Am I normal?
Do I fit in? Should I fit in?
Why do I feel the way I do?
When do I have to start worrying about taxes?
These are some of the “Important Questions on the Minds of Preteens” addressed by Rob Lehman, MD, and Julie Metzger, RN, MN, at Preteen Alliance luncheons held in October and November.
Both luncheons were extremely popular, with long waiting lists. Rob and Julie, who run a series of workshops for preteens and parents at both Seattle Children’s Hospital and Lucile Packard Children’s Hospital, shared insights into how preteens think.
In their talks, Julie and Rob stressed that parents should aim to reassure their preteens that the changes they are going through are normal, and offered insights about preteens, as well as suggestions for helping them through these important years.

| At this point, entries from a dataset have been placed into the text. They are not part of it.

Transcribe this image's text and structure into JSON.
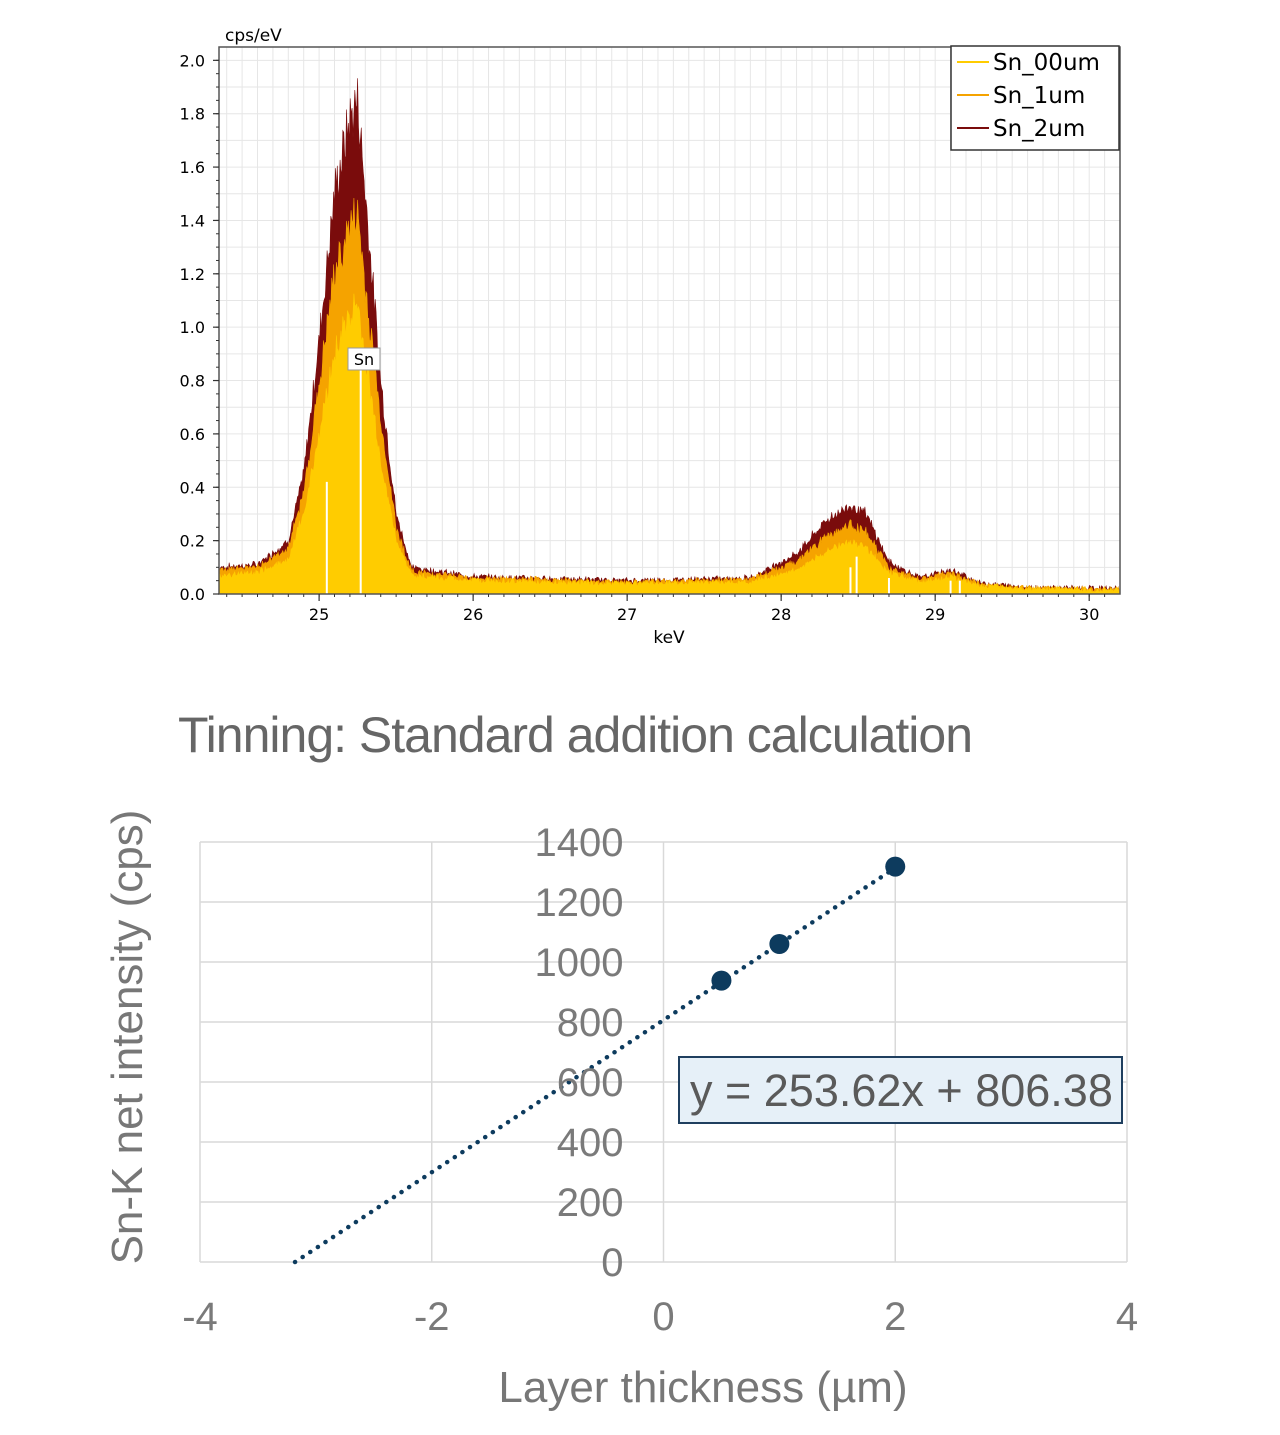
{
  "chart_data": [
    {
      "type": "area",
      "title": "",
      "xlabel": "keV",
      "ylabel": "cps/eV",
      "xlim": [
        24.35,
        30.2
      ],
      "ylim": [
        0,
        2.05
      ],
      "x_ticks": [
        "25",
        "26",
        "27",
        "28",
        "29",
        "30"
      ],
      "y_ticks": [
        "0.0",
        "0.2",
        "0.4",
        "0.6",
        "0.8",
        "1.0",
        "1.2",
        "1.4",
        "1.6",
        "1.8",
        "2.0"
      ],
      "legend_position": "top-right",
      "series": [
        {
          "name": "Sn_2um",
          "color": "#7a0c0c",
          "x": [
            24.35,
            24.6,
            24.8,
            24.9,
            25.0,
            25.1,
            25.2,
            25.25,
            25.3,
            25.4,
            25.5,
            25.6,
            26.0,
            27.0,
            27.8,
            28.1,
            28.3,
            28.45,
            28.55,
            28.7,
            28.9,
            29.1,
            29.3,
            29.6,
            30.2
          ],
          "y": [
            0.1,
            0.11,
            0.2,
            0.45,
            0.95,
            1.5,
            1.78,
            1.85,
            1.5,
            0.8,
            0.3,
            0.1,
            0.065,
            0.05,
            0.06,
            0.15,
            0.28,
            0.33,
            0.3,
            0.12,
            0.06,
            0.09,
            0.04,
            0.025,
            0.02
          ]
        },
        {
          "name": "Sn_1um",
          "color": "#f5a300",
          "x": [
            24.35,
            24.6,
            24.8,
            24.9,
            25.0,
            25.1,
            25.2,
            25.25,
            25.3,
            25.4,
            25.5,
            25.6,
            26.0,
            27.0,
            27.8,
            28.1,
            28.3,
            28.45,
            28.55,
            28.7,
            28.9,
            29.1,
            29.3,
            29.6,
            30.2
          ],
          "y": [
            0.09,
            0.1,
            0.17,
            0.38,
            0.78,
            1.2,
            1.38,
            1.42,
            1.15,
            0.65,
            0.25,
            0.085,
            0.06,
            0.045,
            0.055,
            0.12,
            0.22,
            0.26,
            0.23,
            0.1,
            0.055,
            0.08,
            0.035,
            0.022,
            0.018
          ]
        },
        {
          "name": "Sn_00um",
          "color": "#ffcc00",
          "x": [
            24.35,
            24.6,
            24.8,
            24.9,
            25.0,
            25.1,
            25.2,
            25.25,
            25.3,
            25.4,
            25.5,
            25.6,
            26.0,
            27.0,
            27.8,
            28.1,
            28.3,
            28.45,
            28.55,
            28.7,
            28.9,
            29.1,
            29.3,
            29.6,
            30.2
          ],
          "y": [
            0.07,
            0.08,
            0.13,
            0.3,
            0.6,
            0.9,
            1.05,
            1.08,
            0.88,
            0.5,
            0.2,
            0.07,
            0.05,
            0.04,
            0.045,
            0.09,
            0.16,
            0.2,
            0.17,
            0.08,
            0.045,
            0.065,
            0.03,
            0.02,
            0.015
          ]
        }
      ],
      "annotations": [
        {
          "text": "Sn",
          "x": 25.27,
          "y": 0.88
        }
      ]
    },
    {
      "type": "scatter",
      "title": "Tinning: Standard addition calculation",
      "xlabel": "Layer thickness (µm)",
      "ylabel": "Sn-K net intensity (cps)",
      "xlim": [
        -4,
        4
      ],
      "ylim": [
        0,
        1400
      ],
      "x_ticks": [
        "-4",
        "-2",
        "0",
        "2",
        "4"
      ],
      "y_ticks": [
        "0",
        "200",
        "400",
        "600",
        "800",
        "1000",
        "1200",
        "1400"
      ],
      "grid": true,
      "point_color": "#0d3b5e",
      "series": [
        {
          "x": [
            0.5,
            1,
            2
          ],
          "y": [
            938,
            1060,
            1318
          ]
        }
      ],
      "trendline": {
        "slope": 253.62,
        "intercept": 806.38,
        "x_range": [
          -3.18,
          2
        ],
        "style": "dotted",
        "equation": "y = 253.62x + 806.38"
      }
    }
  ]
}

If it’s hard to have a face-to-face conversation with a preteen – and some preteens shy away from that — try side-by-side. The car works well for this.
When talking through important issues such as puberty and relationships, have 200 one-minute conversations, rather than one 200-minute conversation. Long, one-time discussions may be less effective than short in-the-moment conversations when opportunities naturally arise.
In order to connect with your preteen, try extending your comfort zone. One example – if your preteen refuses to learn to ski, perhaps you both could learn to snowboard.